The current warm home funding can help fund the installation of gas central heating until 2021. If you currently live off the main gas grid such as in certain areas of Blundell or Lunt then this scheme can still help you if you are eligible by installing an LPG gas central heating system. Further details can be found on this page.


Being proactive with fuel poverty

If you are struggling with bills then alongside the help above, you can try these tips for ways of saving money

Move to a cheaper supplier.

With the popularity of comparison websites it has never been easier to switch your energy company. A lower gas or electricity bill may mean that you can afford to heat your home through central heating or through buying the correct fuels.




Contact the “Energy Savings Trust”

They can provide free, impartial advice online.

The Energy Savings Trust provide their advice on a wide range of topics covering how to reduce your energy bills by insulating your home and how to apply for help with paying your bills.


Check for local schemes.

Inserting your postcode into this website can show you any grants local to your area, these are means tested and aimed at helping vulnerable members of society and often help towards the cost of winter energy bills for those applicable.

Contact your energy supplier.

Many energy suppliers offer their own form of help in reduction of your bills, these are mainly aimed at households claiming benefits or those on a very low income. ECO is also a system whereby your energy supplier could cover part or all of the costs of home improvements such as cavity wall installation or a new, more efficient boiler.

These improvements will then in turn save you money and make it cheaper to heat your home. Having to use less fuel will be better for the health of the occupants but if you used these savings to buy a cleaner burning fuel it would be even better for the health.

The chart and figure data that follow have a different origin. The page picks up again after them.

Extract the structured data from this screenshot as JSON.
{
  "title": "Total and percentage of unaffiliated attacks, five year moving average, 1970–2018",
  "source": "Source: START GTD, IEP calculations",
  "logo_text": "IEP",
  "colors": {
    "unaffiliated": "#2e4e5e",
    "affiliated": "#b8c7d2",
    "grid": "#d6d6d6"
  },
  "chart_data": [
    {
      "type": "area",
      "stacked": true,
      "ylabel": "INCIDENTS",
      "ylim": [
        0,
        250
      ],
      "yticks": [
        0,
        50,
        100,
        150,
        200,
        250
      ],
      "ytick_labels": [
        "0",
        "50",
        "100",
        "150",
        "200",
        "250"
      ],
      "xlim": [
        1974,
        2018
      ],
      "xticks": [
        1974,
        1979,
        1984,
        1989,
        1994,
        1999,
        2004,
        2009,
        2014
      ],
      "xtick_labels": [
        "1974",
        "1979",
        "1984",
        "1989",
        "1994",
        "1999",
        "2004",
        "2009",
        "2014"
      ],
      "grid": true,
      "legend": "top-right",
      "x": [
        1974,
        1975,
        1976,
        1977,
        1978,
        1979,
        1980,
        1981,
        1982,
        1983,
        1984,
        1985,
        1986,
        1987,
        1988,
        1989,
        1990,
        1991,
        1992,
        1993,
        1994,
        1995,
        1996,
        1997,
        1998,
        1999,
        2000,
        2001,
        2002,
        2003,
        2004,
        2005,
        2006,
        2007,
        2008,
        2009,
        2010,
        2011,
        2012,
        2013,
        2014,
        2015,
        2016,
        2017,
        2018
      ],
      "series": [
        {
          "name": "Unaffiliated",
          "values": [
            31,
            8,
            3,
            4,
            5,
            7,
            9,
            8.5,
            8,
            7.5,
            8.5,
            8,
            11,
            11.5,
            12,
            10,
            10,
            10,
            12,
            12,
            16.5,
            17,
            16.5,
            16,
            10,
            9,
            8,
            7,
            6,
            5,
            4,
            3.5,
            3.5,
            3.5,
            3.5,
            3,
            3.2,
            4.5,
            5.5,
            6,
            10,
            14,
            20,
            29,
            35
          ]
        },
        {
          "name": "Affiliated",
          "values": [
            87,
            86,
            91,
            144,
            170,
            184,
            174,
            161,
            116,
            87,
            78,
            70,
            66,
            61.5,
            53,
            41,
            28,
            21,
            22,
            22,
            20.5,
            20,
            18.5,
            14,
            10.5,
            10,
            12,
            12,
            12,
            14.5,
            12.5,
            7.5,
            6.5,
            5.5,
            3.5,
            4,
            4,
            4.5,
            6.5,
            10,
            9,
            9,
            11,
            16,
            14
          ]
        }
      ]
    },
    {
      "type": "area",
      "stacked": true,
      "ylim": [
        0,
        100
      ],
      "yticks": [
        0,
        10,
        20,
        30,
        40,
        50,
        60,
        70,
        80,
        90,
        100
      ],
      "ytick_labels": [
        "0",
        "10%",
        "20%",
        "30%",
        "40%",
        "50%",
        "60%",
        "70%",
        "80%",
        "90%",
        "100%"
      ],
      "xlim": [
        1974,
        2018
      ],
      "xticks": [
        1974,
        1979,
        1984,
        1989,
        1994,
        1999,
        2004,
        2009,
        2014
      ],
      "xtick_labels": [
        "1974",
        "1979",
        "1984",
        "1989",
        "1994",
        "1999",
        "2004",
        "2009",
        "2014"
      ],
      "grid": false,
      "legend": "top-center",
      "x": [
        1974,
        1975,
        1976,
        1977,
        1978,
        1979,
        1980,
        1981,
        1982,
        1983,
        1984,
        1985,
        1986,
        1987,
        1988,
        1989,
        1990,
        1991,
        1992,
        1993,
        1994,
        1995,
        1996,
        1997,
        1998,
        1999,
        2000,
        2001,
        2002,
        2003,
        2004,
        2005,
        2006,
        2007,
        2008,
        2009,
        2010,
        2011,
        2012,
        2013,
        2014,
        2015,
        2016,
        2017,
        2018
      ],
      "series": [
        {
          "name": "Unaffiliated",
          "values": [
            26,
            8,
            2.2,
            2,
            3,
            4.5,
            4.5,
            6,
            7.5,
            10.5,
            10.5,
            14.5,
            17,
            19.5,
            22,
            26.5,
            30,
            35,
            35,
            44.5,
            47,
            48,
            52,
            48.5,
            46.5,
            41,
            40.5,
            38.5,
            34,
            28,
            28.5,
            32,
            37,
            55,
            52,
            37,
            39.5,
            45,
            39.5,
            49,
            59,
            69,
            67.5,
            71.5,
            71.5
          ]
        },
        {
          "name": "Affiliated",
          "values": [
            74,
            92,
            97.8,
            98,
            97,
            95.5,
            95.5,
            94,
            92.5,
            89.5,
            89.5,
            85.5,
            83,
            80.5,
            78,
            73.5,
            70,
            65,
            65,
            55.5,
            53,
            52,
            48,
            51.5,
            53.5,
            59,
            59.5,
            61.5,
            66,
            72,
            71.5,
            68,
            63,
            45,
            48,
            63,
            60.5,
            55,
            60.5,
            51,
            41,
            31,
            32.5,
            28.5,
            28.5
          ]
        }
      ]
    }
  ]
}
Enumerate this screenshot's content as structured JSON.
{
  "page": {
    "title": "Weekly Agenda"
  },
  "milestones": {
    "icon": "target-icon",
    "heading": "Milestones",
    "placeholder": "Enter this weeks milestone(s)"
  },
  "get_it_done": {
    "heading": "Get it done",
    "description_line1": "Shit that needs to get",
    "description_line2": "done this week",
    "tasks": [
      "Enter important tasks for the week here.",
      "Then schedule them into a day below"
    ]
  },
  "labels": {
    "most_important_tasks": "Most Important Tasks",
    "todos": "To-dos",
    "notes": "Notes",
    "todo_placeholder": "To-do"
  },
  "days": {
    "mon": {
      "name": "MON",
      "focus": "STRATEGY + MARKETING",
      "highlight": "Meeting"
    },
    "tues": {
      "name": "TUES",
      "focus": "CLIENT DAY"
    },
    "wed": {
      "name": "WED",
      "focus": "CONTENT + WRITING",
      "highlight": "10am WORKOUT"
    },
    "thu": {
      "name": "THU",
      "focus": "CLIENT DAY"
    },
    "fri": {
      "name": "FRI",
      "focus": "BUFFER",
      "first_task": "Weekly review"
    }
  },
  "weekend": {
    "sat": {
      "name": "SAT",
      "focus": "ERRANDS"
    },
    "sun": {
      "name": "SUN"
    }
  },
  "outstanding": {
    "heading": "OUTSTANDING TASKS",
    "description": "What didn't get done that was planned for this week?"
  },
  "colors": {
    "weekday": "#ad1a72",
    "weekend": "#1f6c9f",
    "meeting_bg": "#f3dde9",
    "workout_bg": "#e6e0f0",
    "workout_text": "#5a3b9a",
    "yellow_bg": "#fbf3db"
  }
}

Apply for relevant national grants.

The government has several grants aimed to reduce fuel poverty. Pensioners or those on a low household income may qualify for £140 towards your electricity bill through the “Warm Home Scheme”. The “Cold Weather Payment” pays £25 to vulnerable homes when the temperature drops below 0 C for at least 7 days, this payment is available for every 7 day block over winter. The “Winter Fuel Payment” provides between £100-300, this is predominantly for pensioners but also covers those claiming certain benefits.


Save in other areas.

It could be possible that you could take shorter showers, run your washing machine only when it’s full and fix any leaky taps—these would all reduce your water bill and so allow you more money in your budget to spend on gas, electricity or other utilities.

Health Implications

It is important to consider the effect that a colder than advised house would have on your health. It is advised that living rooms should be 21oC and the rest of the home should be at 18oC, especially in cases of elderly, young or otherwise vulnerable members of the home. However, the minimum advised is to just ensure the rooms which you are using are at least at 18oC.

Although this may affect the young, elderly or sick more, a cold home would affect everybody within that home.

A cold home can reduce your body’s ability to fight infection and can even thicken your blood, potentially causing clots. Cold weather with no respite of a warm home can trigger asthma and even more serious respiratory illnesses such as COPD.

The Warm Front evaluation study has linked home temperature to mental health, these temperatures alone can cause anxiety which is then impacted upon by the constant worry over paying bills.

Burning waste wood or rubbish also has health implications and so is not an appropriate way to heat a home. These materials can give off harmful chemicals when burnt and can also leave deposits on a chimney, blocking the chimney faster than an efficient fuel and potentially causing carbon monoxide poisoning.